I got to work still reeling from the impact of the music, and on entering my office I found a new message. The block letters were slanted rightward as usual and again precisely on target: “He knew that only permutation would secure him the truth.” This time the message came on the back of a bibliography; the phrase was written out and numbered one hundred times, as if it were some old school punishment.

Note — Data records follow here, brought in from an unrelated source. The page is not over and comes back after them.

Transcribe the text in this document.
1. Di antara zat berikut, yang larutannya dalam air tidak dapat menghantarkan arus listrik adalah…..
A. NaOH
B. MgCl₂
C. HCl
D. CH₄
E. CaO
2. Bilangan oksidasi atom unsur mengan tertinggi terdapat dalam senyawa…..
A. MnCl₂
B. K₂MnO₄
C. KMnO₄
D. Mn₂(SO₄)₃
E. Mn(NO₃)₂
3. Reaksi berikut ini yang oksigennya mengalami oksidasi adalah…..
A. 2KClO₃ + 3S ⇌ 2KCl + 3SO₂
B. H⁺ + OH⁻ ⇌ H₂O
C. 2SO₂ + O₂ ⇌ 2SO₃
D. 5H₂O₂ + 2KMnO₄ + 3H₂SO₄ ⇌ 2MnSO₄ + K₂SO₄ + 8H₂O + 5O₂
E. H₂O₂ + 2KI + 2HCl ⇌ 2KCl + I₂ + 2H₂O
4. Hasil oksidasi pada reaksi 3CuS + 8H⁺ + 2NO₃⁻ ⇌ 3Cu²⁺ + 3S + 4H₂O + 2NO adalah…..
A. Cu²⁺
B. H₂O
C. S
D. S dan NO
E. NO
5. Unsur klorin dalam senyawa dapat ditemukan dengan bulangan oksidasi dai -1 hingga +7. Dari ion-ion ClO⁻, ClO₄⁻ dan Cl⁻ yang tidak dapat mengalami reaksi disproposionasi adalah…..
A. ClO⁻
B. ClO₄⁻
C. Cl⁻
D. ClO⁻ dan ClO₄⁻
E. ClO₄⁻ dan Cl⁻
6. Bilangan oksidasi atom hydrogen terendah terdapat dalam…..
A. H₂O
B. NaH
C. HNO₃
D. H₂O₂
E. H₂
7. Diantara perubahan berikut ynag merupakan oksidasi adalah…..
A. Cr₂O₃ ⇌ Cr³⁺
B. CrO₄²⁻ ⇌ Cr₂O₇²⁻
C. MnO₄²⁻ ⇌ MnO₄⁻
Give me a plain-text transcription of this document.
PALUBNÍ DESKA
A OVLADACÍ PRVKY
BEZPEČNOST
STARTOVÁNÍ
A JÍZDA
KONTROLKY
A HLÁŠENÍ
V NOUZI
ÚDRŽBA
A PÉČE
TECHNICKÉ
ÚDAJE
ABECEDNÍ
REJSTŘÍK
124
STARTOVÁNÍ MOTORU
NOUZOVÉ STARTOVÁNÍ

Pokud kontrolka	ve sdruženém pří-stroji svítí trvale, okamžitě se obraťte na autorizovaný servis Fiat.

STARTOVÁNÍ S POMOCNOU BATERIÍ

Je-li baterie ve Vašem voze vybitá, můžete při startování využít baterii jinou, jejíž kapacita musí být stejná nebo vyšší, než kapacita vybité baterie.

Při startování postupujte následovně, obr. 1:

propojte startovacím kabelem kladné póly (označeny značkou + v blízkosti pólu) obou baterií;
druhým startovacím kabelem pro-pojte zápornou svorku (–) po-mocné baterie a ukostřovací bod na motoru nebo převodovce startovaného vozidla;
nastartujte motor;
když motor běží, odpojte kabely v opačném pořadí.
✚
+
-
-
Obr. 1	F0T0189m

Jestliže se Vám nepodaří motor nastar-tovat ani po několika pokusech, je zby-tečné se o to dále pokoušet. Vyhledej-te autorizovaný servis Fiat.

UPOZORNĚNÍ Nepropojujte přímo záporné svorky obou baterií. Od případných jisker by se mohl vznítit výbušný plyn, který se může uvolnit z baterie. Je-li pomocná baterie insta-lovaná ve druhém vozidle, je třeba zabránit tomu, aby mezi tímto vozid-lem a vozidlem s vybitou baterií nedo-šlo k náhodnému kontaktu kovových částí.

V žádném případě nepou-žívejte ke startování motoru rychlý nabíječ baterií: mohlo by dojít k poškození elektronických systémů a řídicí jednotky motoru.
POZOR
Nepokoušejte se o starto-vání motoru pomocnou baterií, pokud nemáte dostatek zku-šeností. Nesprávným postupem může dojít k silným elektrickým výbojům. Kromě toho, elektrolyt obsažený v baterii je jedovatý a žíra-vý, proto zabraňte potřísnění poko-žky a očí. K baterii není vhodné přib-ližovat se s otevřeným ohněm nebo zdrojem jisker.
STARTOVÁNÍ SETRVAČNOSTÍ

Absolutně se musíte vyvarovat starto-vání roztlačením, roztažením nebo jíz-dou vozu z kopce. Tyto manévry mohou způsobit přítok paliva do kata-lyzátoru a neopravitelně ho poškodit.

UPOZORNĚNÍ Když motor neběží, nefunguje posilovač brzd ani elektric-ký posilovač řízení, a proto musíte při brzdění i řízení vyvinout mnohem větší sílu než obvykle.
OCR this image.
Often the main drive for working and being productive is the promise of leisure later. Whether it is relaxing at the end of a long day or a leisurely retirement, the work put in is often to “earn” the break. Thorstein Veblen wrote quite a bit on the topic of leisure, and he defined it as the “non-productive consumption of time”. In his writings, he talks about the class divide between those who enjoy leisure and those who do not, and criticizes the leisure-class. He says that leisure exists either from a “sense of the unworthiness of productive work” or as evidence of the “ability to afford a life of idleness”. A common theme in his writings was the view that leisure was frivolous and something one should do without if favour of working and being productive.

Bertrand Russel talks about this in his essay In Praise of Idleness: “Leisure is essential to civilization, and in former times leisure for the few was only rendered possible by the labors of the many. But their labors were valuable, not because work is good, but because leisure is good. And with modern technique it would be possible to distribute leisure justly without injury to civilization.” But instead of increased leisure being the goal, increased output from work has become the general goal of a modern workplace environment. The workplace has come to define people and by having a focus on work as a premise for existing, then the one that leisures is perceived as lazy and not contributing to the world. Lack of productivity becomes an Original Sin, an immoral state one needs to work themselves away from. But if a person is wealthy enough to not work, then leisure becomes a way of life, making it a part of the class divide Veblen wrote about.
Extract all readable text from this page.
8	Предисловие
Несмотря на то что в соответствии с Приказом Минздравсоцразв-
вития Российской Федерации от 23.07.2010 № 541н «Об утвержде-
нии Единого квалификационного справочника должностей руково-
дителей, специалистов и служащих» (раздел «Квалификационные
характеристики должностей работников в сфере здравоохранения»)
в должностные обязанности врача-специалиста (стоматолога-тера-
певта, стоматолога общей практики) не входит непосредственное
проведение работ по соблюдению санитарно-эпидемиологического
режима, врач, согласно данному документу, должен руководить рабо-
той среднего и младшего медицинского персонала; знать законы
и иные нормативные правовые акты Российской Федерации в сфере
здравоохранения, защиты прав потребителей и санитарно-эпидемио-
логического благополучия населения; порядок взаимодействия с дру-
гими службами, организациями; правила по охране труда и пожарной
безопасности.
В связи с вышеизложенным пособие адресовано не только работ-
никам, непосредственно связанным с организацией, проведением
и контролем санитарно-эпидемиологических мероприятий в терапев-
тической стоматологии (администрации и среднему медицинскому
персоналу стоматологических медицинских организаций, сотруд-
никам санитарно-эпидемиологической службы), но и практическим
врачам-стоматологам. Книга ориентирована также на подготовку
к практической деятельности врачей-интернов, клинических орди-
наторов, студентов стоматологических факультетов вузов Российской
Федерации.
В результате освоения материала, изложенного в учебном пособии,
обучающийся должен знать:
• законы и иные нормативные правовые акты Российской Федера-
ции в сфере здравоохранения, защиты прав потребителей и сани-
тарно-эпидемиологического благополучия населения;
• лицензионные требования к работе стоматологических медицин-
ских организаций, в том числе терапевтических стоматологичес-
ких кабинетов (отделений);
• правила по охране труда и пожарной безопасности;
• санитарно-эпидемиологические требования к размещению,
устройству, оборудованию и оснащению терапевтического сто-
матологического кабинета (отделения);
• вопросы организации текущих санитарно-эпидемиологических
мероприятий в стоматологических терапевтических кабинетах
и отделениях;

I burst into the department office and, under the astonished gazes of the secretaries, left as abruptly as I’d entered. I badgered the people in the neighboring offices and checked my floor of the building to see if I could find anyone suspicious. Nobody knew or had seen anything. I didn’t want to go into details because I didn’t want them asking me what was up. But with my emotions so stirred, I could no longer be passive; I needed clarity. Waiting wasn’t good enough. “He knew that only permutation would secure him the truth.” What did that signify? How could someone fire into the air and hit the bull’s-eye? What truth was I afraid of? Why were the permutations undergone by the messages beginning to alarm me? Who could know me so well as to predict the movements of my mind? I was already old enough and cynical enough to take cabals and mysteries seriously. But how could I have a message waiting for me that expressed what I had experienced when I was sitting in a car driving from one end of Avenida Central to the other while listening to a CD that belonged to someone in Caracas? These messages had never been a joking matter, and for some time now, they’d started to worry me, admit it or not. Nevertheless, fear and fascination live at the same address. I scrutinized the faces of the people I crossed paths more closely than ever. Any one of them might be the person stalking me.